SophiaYifei/StudyLens

Repository files navigation

StudyLens

AI-powered lecture review platform that consolidates slides, transcripts, and notes into structured summaries with RAG-based Q&A.

Built for AIPI 540 NLP Module Project, Duke University


Project Overview

StudyLens takes three types of input per lecture — slide decks (PPTX), auto-generated transcripts, and student notes — and produces structured summaries for exam review.
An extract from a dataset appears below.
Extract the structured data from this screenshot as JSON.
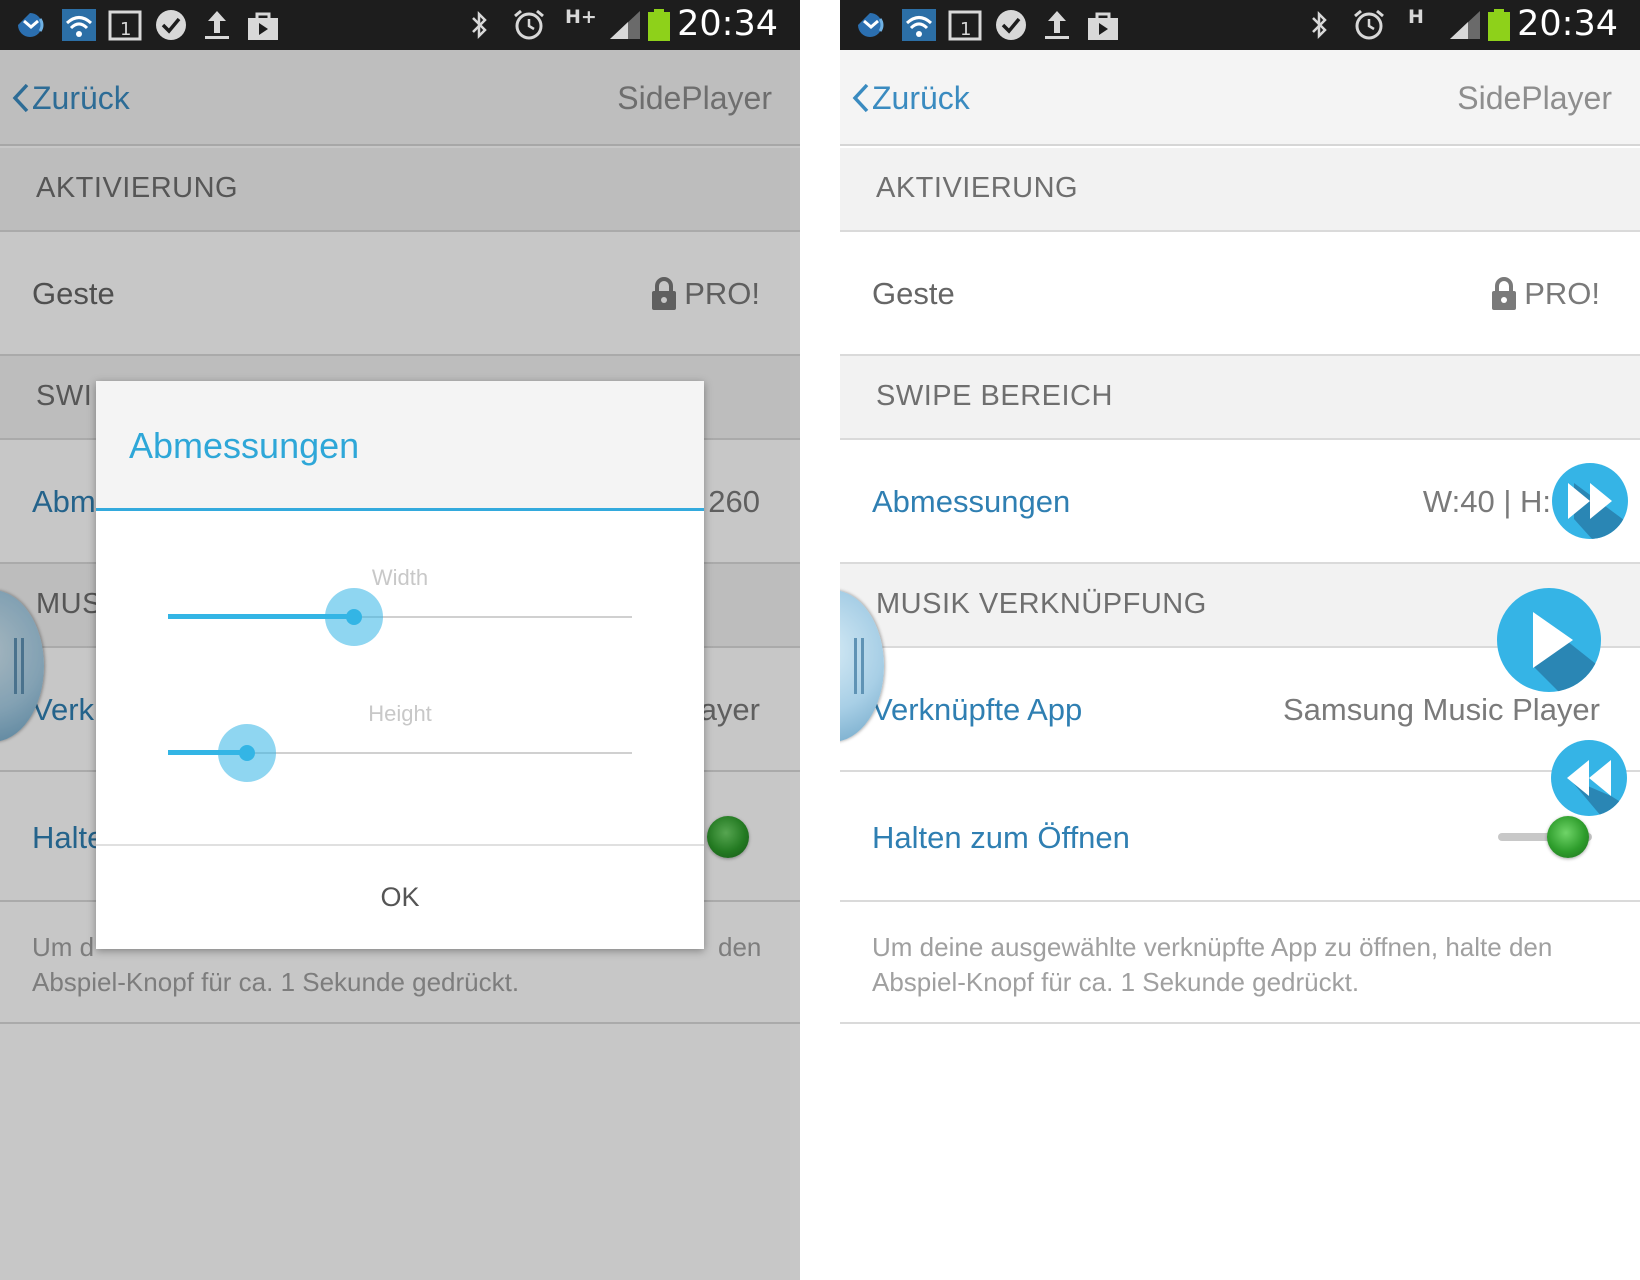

We evaluate 9 model configurations across three paradigms (naive baselines, classical ML, deep learning) on 10 lecture topics from two Duke graduate courses (AIPI 540: Deep Learning, AIPI 520: Machine Learning).

The deployed web application features two modes:

  • Review Mode: Real-time AI summarization via DeepSeek API, pre-computed fine-tuned Qwen summaries for comparison, and a RAG-based Q&A chatbot grounded in lecture materials
  • Lecture Mode: PDF slide viewer with integrated note-taking

Repository Structure

StudyLens/
├── README.md                        <- This file
├── requirements.txt                 <- Base environment (BART, Long-T5, evaluation)
├── requirements-llm.txt             <- LLM environment (Qwen2.5-7B)
├── requirements-app.txt             <- Web app dependencies
├── .env.example                     <- API key template (copy to .env)
├── .gitignore
├── LICENSE
├── Makefile
├── main.py                          <- Data processing pipeline entry point
├── app.py                           <- FastAPI web application backend
├── Procfile                         <- Railway deployment config
├── railway.toml                     <- Railway build settings
├── static/
│   └── index.html                   <- Frontend (single-file HTML/CSS/JS)
├── scripts/
│   ├── model.py                     <- All summarization models (naive, TF-IDF, neural, LLM)
│   ├── make_dataset.py              <- Data loading and transcript denoising
│   ├── build_features.py            <- Chunking, embedding, topic assignment
│   ├── naive.py                     <- First-5-slides heuristic baseline
│   ├── eval.py                      <- Unified evaluation (ROUGE-L, BERTScore, NLI)
│   ├── finetune_qwen.py             <- QLoRA fine-tuning pipeline
│   └── plot_from_csv.py             <- Generate all report figures from eval CSV
├── models/
│   └── qwen7b-lora/                 <- Fine-tuned LoRA adapter weights (~40MB)
├── data/                            <- (gitignored, downloaded from HuggingFace at runtime)
│   ├── raw/                         <- Slides, transcripts, notes, files are removed due to privacy
│   ├── processed/                   <- Combined _ori.txt files, files are removed due to privacy
│   ├── reference/                   <- GPT-5.2-generated reference summaries
│   ├── outputs/                     <- Model-generated summaries
│   └── eval/                        <- Evaluation results and plots
└── notebooks/                       <- Exploration notebooks (not graded)

Models

All models are implemented in scripts/model.py (sharing a common BaseSummarizer interface) except the first-5-slides heuristic which is in scripts/naive.py.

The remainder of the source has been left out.